I currently ponder that problem with the ontology engine. When we introduce a convolution operation, we may may require access to thousand or even millions of ontology maps, stored as object stores in our embedded sql micro machine. One ontology block descending into another, hopefully near by. I imagine that we should identify a particular object store by some URL or RDF style consruction, then hand it off to a distributed file system.

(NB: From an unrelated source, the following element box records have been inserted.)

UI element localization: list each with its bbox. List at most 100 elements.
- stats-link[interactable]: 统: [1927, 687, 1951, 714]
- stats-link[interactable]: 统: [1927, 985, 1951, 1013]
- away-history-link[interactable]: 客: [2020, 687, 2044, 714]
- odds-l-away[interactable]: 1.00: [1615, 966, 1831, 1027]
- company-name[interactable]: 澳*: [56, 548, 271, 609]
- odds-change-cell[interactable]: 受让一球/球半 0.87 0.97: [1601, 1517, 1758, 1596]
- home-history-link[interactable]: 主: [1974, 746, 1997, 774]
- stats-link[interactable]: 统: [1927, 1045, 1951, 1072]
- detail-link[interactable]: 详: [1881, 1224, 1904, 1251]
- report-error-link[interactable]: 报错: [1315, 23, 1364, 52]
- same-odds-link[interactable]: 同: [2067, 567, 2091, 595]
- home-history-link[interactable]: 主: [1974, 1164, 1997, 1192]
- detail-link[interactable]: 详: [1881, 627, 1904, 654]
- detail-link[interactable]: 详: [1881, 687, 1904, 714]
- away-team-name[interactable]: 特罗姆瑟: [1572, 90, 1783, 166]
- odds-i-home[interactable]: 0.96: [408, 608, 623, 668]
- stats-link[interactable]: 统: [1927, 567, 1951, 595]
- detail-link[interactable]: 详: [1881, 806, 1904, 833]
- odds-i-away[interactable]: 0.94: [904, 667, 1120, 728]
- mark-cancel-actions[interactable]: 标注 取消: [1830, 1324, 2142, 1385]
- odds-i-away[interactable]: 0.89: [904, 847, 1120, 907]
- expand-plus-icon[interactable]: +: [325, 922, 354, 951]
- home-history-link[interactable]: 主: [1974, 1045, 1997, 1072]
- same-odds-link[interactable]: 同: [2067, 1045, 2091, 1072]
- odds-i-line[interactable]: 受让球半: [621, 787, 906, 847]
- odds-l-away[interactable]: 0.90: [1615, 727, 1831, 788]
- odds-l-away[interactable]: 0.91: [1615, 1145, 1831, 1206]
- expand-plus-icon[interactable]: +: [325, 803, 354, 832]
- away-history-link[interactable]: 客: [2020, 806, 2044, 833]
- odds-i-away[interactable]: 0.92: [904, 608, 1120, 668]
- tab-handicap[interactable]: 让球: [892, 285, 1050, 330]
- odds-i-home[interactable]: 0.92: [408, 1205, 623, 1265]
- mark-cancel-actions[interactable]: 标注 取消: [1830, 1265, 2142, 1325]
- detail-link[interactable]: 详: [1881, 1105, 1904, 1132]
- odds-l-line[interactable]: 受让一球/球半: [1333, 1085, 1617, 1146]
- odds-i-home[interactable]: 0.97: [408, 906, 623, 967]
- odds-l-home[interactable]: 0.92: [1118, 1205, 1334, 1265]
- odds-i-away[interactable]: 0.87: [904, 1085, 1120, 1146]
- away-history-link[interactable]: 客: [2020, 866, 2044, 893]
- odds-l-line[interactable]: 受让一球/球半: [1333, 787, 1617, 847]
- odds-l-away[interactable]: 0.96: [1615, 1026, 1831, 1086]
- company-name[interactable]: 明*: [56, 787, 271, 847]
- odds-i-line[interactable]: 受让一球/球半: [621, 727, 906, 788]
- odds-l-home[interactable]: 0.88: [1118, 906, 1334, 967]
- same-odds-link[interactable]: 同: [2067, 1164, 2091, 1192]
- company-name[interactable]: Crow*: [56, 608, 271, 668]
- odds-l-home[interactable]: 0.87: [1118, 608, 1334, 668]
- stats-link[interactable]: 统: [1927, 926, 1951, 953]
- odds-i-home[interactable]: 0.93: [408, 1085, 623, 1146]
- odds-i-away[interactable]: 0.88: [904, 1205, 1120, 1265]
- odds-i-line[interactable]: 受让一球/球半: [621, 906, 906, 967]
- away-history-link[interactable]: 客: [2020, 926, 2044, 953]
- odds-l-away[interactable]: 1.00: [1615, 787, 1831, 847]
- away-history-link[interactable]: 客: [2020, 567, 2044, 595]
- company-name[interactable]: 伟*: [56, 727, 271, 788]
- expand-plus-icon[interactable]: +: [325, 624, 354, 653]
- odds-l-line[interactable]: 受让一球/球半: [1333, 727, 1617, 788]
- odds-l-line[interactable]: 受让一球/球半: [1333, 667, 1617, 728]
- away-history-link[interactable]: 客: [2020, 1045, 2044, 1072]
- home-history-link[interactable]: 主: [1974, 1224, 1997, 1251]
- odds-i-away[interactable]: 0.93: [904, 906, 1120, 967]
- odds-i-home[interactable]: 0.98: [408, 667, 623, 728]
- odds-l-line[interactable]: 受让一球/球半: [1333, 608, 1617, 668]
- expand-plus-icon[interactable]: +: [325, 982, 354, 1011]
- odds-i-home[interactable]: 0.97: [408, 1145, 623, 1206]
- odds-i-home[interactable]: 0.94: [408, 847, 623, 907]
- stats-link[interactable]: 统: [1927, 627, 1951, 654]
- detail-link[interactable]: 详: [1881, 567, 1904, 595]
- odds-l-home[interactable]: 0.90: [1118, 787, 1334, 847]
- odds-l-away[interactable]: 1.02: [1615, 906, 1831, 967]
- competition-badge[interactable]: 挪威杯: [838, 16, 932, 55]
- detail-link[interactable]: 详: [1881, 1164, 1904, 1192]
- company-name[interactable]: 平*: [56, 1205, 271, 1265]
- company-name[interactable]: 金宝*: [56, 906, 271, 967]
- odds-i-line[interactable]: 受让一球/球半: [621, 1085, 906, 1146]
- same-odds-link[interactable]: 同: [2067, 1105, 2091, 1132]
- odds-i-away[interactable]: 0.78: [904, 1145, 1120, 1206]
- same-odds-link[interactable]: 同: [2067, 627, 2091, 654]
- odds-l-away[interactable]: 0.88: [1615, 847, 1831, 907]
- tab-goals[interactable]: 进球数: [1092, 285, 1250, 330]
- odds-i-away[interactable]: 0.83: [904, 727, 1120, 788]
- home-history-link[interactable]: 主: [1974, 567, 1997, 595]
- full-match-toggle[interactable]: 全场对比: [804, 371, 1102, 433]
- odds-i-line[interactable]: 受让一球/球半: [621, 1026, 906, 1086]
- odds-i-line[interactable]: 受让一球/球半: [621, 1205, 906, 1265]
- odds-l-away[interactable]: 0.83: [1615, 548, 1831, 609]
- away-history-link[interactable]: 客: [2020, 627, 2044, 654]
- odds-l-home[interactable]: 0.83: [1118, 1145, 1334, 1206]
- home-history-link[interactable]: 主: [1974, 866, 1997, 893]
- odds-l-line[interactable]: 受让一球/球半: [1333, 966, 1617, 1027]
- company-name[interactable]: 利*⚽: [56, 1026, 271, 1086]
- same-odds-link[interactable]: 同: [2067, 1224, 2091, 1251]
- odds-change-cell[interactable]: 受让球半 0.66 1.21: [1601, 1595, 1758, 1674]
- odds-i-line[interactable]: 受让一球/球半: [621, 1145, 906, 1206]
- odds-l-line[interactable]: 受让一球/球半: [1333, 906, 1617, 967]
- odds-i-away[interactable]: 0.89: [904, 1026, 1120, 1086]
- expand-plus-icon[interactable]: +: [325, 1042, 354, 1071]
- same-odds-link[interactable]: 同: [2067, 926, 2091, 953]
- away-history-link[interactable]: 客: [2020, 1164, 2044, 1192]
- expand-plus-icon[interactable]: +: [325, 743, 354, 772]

But the ontology engine can manage block store directly on its own, probably much better than Google's BigTable. How do we find any particular block embedded in some database? How about this:
convolve('some rdf pointer',BlockStoreLookup) BlokStoreLookup is simply an entry point into the web ontology, like QueryExpander. Behind the scenes we have much large graphs, the Optimizing Graph. They traverse the ontology, including block store links, and constantly optimize access steps to minimize entropy. It places less accessed storage deeper into the archives as it is less frequently required by clients. And keep frequently accessed locks close by in small chunks. That is the old -iLog(i), where the i are a set of discrete access ranks, the step number to arrive at a conclusion. Log(i) generally should be the block size. The open source ontology engine has background optimizing graphs in continual convolution making this so. I suggest we allow this process to run is own locator for object store. Looking at the typical operations of convolve(gG1,G2) the execution unit has a choice, send G1 to the next block of G2, or bring the next piece of G2 to G1.